The real news this year is that choosing an HMO over a PPO seems like a smarter choice than in the past. HMOs have usually been better on costs in the past, and that was true in our survey. Those in HMOs paid less for premiums than people in PPOs ($1,466 compared with $2,003) and less out of pocket for medical bills. HMOs scored better than PPOs on billing and telephone customer service. In the past, HMO members who were seriously ill had more trouble getting access to care, but this time there was little difference between HMOs and PPOs, in part because the PPO experience got worse. Of HMO members who were ill, 15 percent had problems getting care, compared with 14 percent of PPO members.

Slightly more HMO members reported having to wait a long time to get appointments, but PPO members were a bit more likely to spend lots of time catching up on reading in their doctor's waiting room.

Health-care costs continued to shoot up for respondents in both plan types. They reported that their median annual out-of-pocket cost for premiums rose to $1,829, up about $500, or 38 percent, from two years earlier. That's just a fraction of the total cost of individual health-insurance coverage, with the rest usually paid by the employer.

The HMO price advantage was evident in other areas: Among PPO members who reported being seriously ill, 69 percent paid $1,000 or more of their medical bills; only 47 percent of seriously ill people spent that much if they were in an HMO.

People in PPOs had more trouble with their bills.

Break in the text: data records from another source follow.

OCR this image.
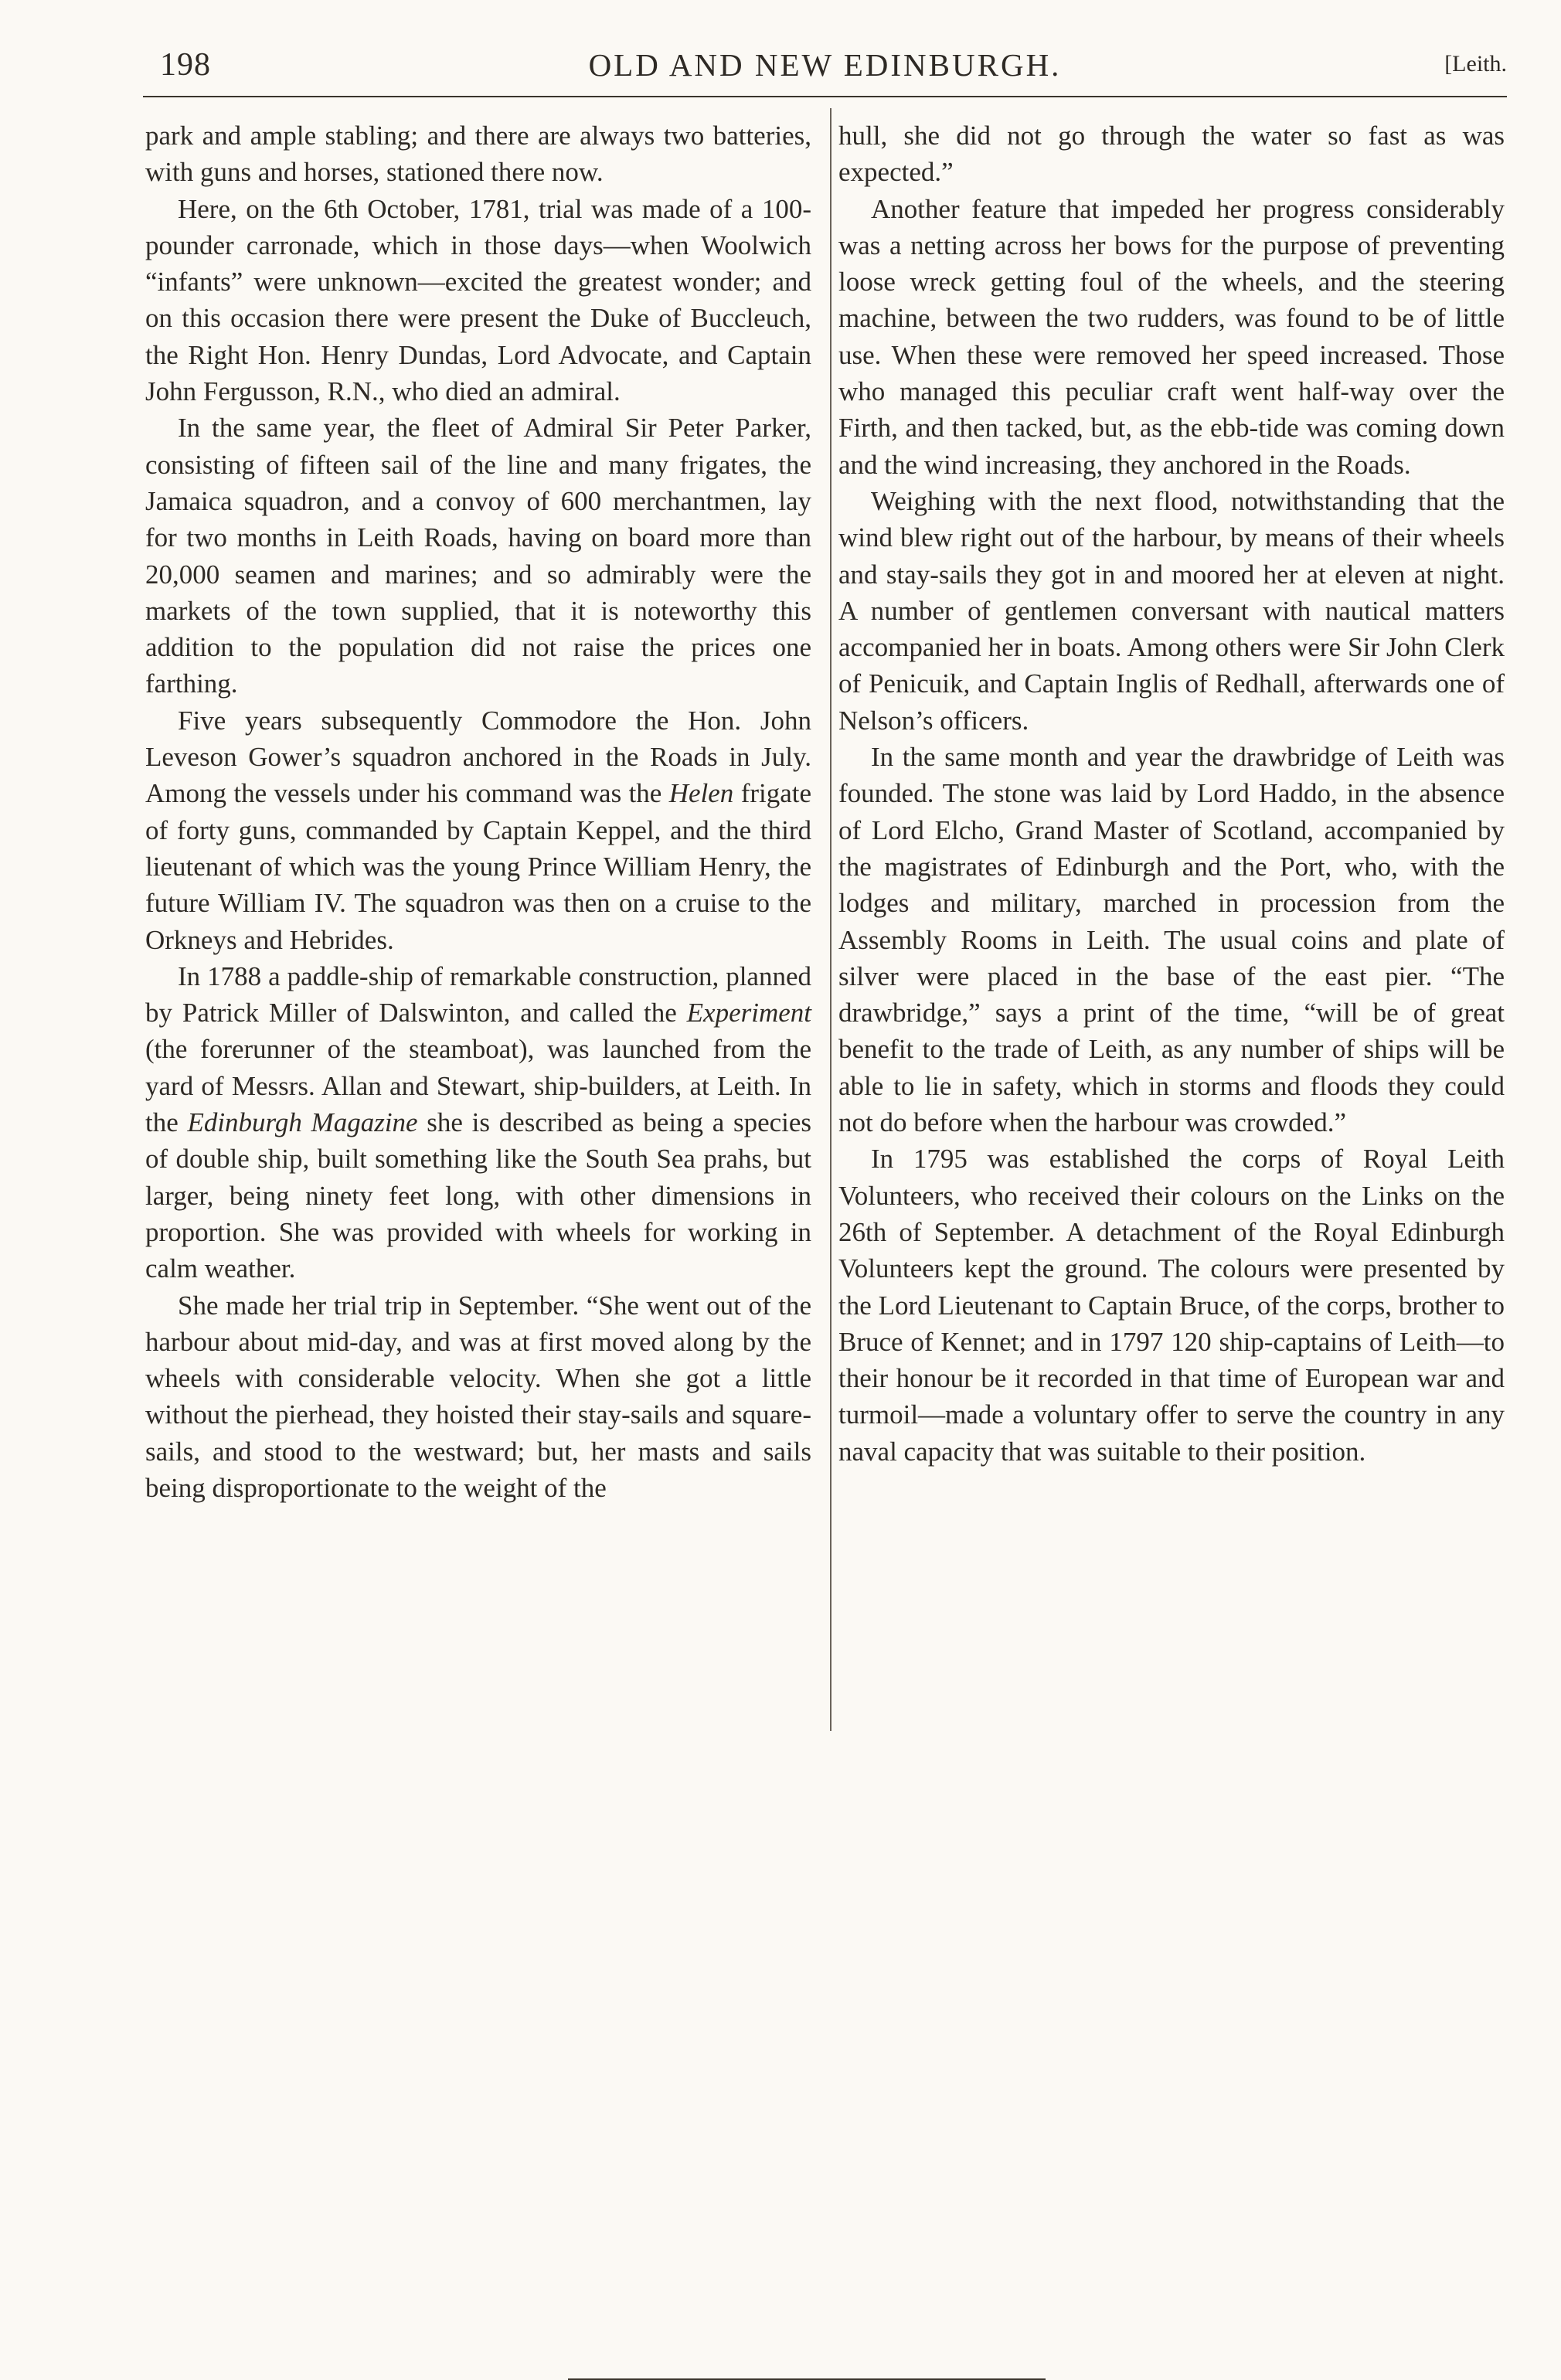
198	OLD AND NEW EDINBURGH.	[Leith.

park and ample stabling; and there are always two batteries, with guns and horses, stationed there now.

Here, on the 6th October, 1781, trial was made of a 100-pounder carronade, which in those days—when Woolwich “infants” were unknown—excited the greatest wonder; and on this occasion there were present the Duke of Buccleuch, the Right Hon. Henry Dundas, Lord Advocate, and Captain John Fergusson, R.N., who died an admiral.

In the same year, the fleet of Admiral Sir Peter Parker, consisting of fifteen sail of the line and many frigates, the Jamaica squadron, and a convoy of 600 merchantmen, lay for two months in Leith Roads, having on board more than 20,000 seamen and marines; and so admirably were the markets of the town supplied, that it is noteworthy this addition to the population did not raise the prices one farthing.

Five years subsequently Commodore the Hon. John Leveson Gower’s squadron anchored in the Roads in July. Among the vessels under his command was the Helen frigate of forty guns, commanded by Captain Keppel, and the third lieutenant of which was the young Prince William Henry, the future William IV. The squadron was then on a cruise to the Orkneys and Hebrides.

In 1788 a paddle-ship of remarkable construction, planned by Patrick Miller of Dalswinton, and called the Experiment (the forerunner of the steamboat), was launched from the yard of Messrs. Allan and Stewart, ship-builders, at Leith. In the Edinburgh Magazine she is described as being a species of double ship, built something like the South Sea prahs, but larger, being ninety feet long, with other dimensions in proportion. She was provided with wheels for working in calm weather.

She made her trial trip in September. “She went out of the harbour about mid-day, and was at first moved along by the wheels with considerable velocity. When she got a little without the pierhead, they hoisted their stay-sails and square-sails, and stood to the westward; but, her masts and sails being disproportionate to the weight of the

hull, she did not go through the water so fast as was expected.”

Another feature that impeded her progress considerably was a netting across her bows for the purpose of preventing loose wreck getting foul of the wheels, and the steering machine, between the two rudders, was found to be of little use. When these were removed her speed increased. Those who managed this peculiar craft went half-way over the Firth, and then tacked, but, as the ebb-tide was coming down and the wind increasing, they anchored in the Roads.

Weighing with the next flood, notwithstanding that the wind blew right out of the harbour, by means of their wheels and stay-sails they got in and moored her at eleven at night. A number of gentlemen conversant with nautical matters accompanied her in boats. Among others were Sir John Clerk of Penicuik, and Captain Inglis of Redhall, afterwards one of Nelson’s officers.

In the same month and year the drawbridge of Leith was founded. The stone was laid by Lord Haddo, in the absence of Lord Elcho, Grand Master of Scotland, accompanied by the magistrates of Edinburgh and the Port, who, with the lodges and military, marched in procession from the Assembly Rooms in Leith. The usual coins and plate of silver were placed in the base of the east pier. “The drawbridge,” says a print of the time, “will be of great benefit to the trade of Leith, as any number of ships will be able to lie in safety, which in storms and floods they could not do before when the harbour was crowded.”

In 1795 was established the corps of Royal Leith Volunteers, who received their colours on the Links on the 26th of September. A detachment of the Royal Edinburgh Volunteers kept the ground. The colours were presented by the Lord Lieutenant to Captain Bruce, of the corps, brother to Bruce of Kennet; and in 1797 120 ship-captains of Leith—to their honour be it recorded in that time of European war and turmoil—made a voluntary offer to serve the country in any naval capacity that was suitable to their position.
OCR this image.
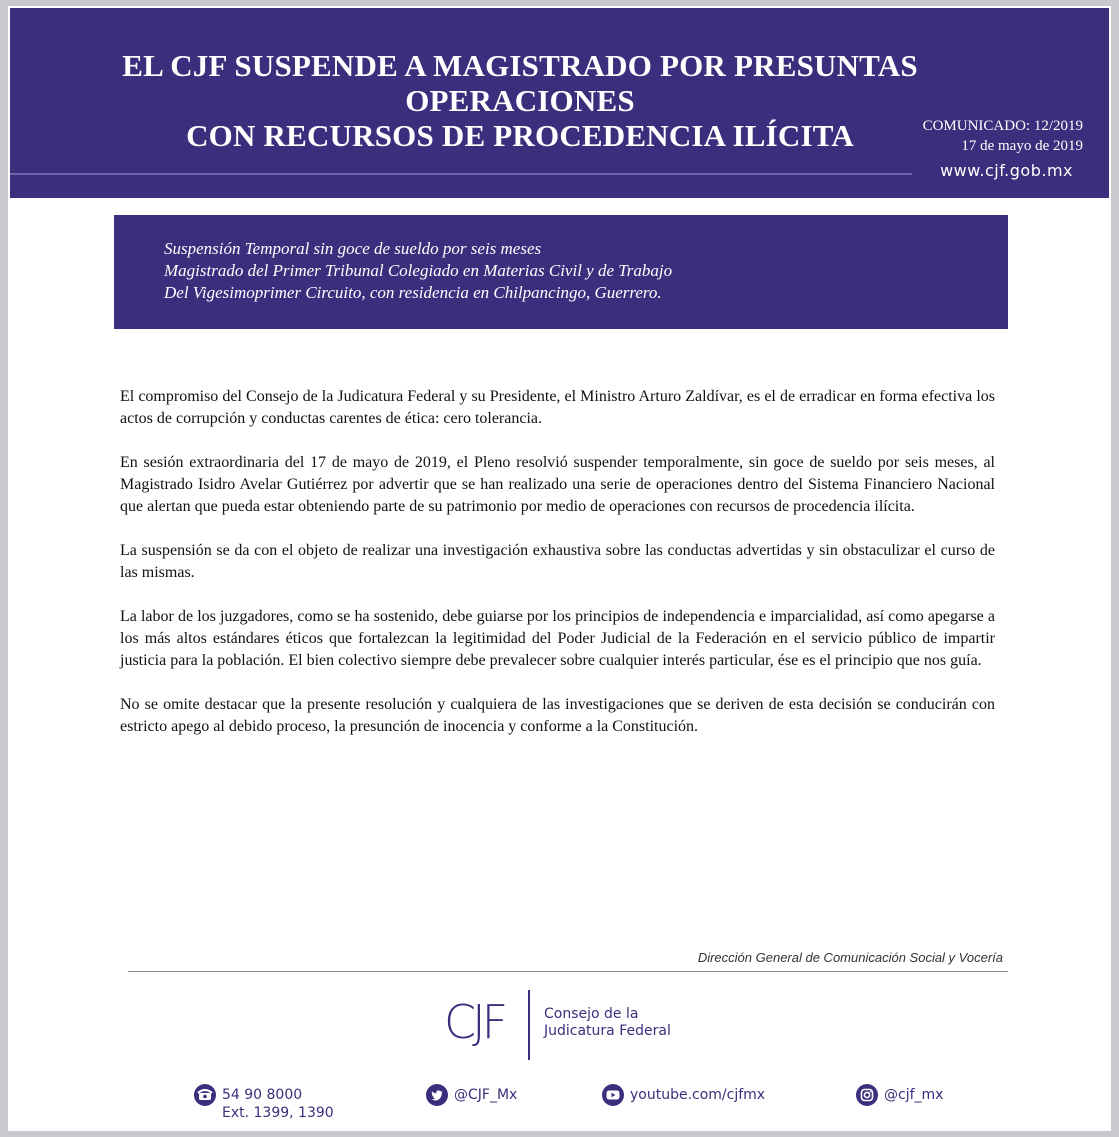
EL CJF SUSPENDE A MAGISTRADO POR PRESUNTAS
OPERACIONES
CON RECURSOS DE PROCEDENCIA ILÍCITA	COMUNICADO: 12/2019
17 de mayo de 2019
www.cjf.gob.mx

Suspensión Temporal sin goce de sueldo por seis meses
Magistrado del Primer Tribunal Colegiado en Materias Civil y de Trabajo
Del Vigesimoprimer Circuito, con residencia en Chilpancingo, Guerrero.

El compromiso del Consejo de la Judicatura Federal y su Presidente, el Ministro Arturo Zaldívar, es el de erradicar en forma efectiva los actos de corrupción y conductas carentes de ética: cero tolerancia.

En sesión extraordinaria del 17 de mayo de 2019, el Pleno resolvió suspender temporalmente, sin goce de sueldo por seis meses, al Magistrado Isidro Avelar Gutiérrez por advertir que se han realizado una serie de operaciones dentro del Sistema Financiero Nacional que alertan que pueda estar obteniendo parte de su patrimonio por medio de operaciones con recursos de procedencia ilícita.

La suspensión se da con el objeto de realizar una investigación exhaustiva sobre las conductas advertidas y sin obstaculizar el curso de las mismas.

La labor de los juzgadores, como se ha sostenido, debe guiarse por los principios de independencia e imparcialidad, así como apegarse a los más altos estándares éticos que fortalezcan la legitimidad del Poder Judicial de la Federación en el servicio público de impartir justicia para la población. El bien colectivo siempre debe prevalecer sobre cualquier interés particular, ése es el principio que nos guía.

No se omite destacar que la presente resolución y cualquiera de las investigaciones que se deriven de esta decisión se conducirán con estricto apego al debido proceso, la presunción de inocencia y conforme a la Constitución.

Dirección General de Comunicación Social y Vocería
CJF	Consejo de la
Judicatura Federal
54 90 8000
Ext. 1399, 1390
@CJF_Mx	youtube.com/cjfmx	@cjf_mx
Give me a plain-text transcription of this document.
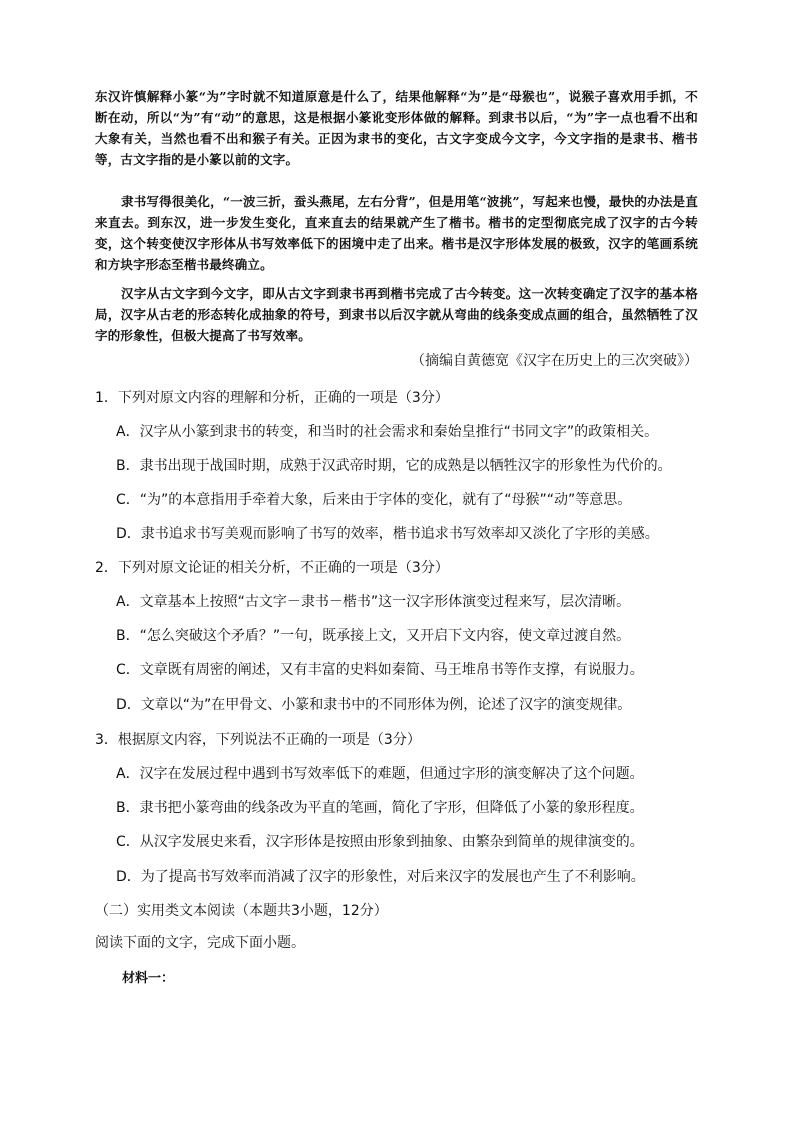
东汉许慎解释小篆“为”字时就不知道原意是什么了，结果他解释“为”是“母猴也”，说猴子喜欢用手抓，不断在动，所以“为”有“动”的意思，这是根据小篆讹变形体做的解释。到隶书以后，“为”字一点也看不出和大象有关，当然也看不出和猴子有关。正因为隶书的变化，古文字变成今文字，今文字指的是隶书、楷书等，古文字指的是小篆以前的文字。
隶书写得很美化，“一波三折，蚕头燕尾，左右分背”，但是用笔“波挑”，写起来也慢，最快的办法是直来直去。到东汉，进一步发生变化，直来直去的结果就产生了楷书。楷书的定型彻底完成了汉字的古今转变，这个转变使汉字形体从书写效率低下的困境中走了出来。楷书是汉字形体发展的极致，汉字的笔画系统和方块字形态至楷书最终确立。
汉字从古文字到今文字，即从古文字到隶书再到楷书完成了古今转变。这一次转变确定了汉字的基本格局，汉字从古老的形态转化成抽象的符号，到隶书以后汉字就从弯曲的线条变成点画的组合，虽然牺牲了汉字的形象性，但极大提高了书写效率。
（摘编自黄德宽《汉字在历史上的三次突破》）
1．下列对原文内容的理解和分析，正确的一项是（3分）
A．汉字从小篆到隶书的转变，和当时的社会需求和秦始皇推行“书同文字”的政策相关。
B．隶书出现于战国时期，成熟于汉武帝时期，它的成熟是以牺牲汉字的形象性为代价的。
C．“为”的本意指用手牵着大象，后来由于字体的变化，就有了“母猴”“动”等意思。
D．隶书追求书写美观而影响了书写的效率，楷书追求书写效率却又淡化了字形的美感。
2．下列对原文论证的相关分析，不正确的一项是（3分）
A．文章基本上按照“古文字－隶书－楷书”这一汉字形体演变过程来写，层次清晰。
B．“怎么突破这个矛盾？”一句，既承接上文，又开启下文内容，使文章过渡自然。
C．文章既有周密的阐述，又有丰富的史料如秦简、马王堆帛书等作支撑，有说服力。
D．文章以“为”在甲骨文、小篆和隶书中的不同形体为例，论述了汉字的演变规律。
3．根据原文内容，下列说法不正确的一项是（3分）
A．汉字在发展过程中遇到书写效率低下的难题，但通过字形的演变解决了这个问题。
B．隶书把小篆弯曲的线条改为平直的笔画，简化了字形，但降低了小篆的象形程度。
C．从汉字发展史来看，汉字形体是按照由形象到抽象、由繁杂到简单的规律演变的。
D．为了提高书写效率而消减了汉字的形象性，对后来汉字的发展也产生了不利影响。
（二）实用类文本阅读（本题共3小题，12分）
阅读下面的文字，完成下面小题。
材料一：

Eleven percent said they were repeatedly sent statements they were not obligated to pay, compared with only 6 percent of HMO members. Sixteen percent complained that their plan took a month or more to reimburse them for bills they'd paid; only 5 percent of HMO members had to wait that long. Sixty-two percent had to call a plan rep to check up on a bill or claim, versus only 27 percent of HMO members.

Dealing with bills was the most problematic for people who needed their plan the most. Overall, 24 percent of people in PPOs had a billing problem, but that jumped to 33 percent among people who were ill. Only 11 percent of HMO members found dealing with bills a pain. But if they reported being seriously ill, that number rose to 14 percent.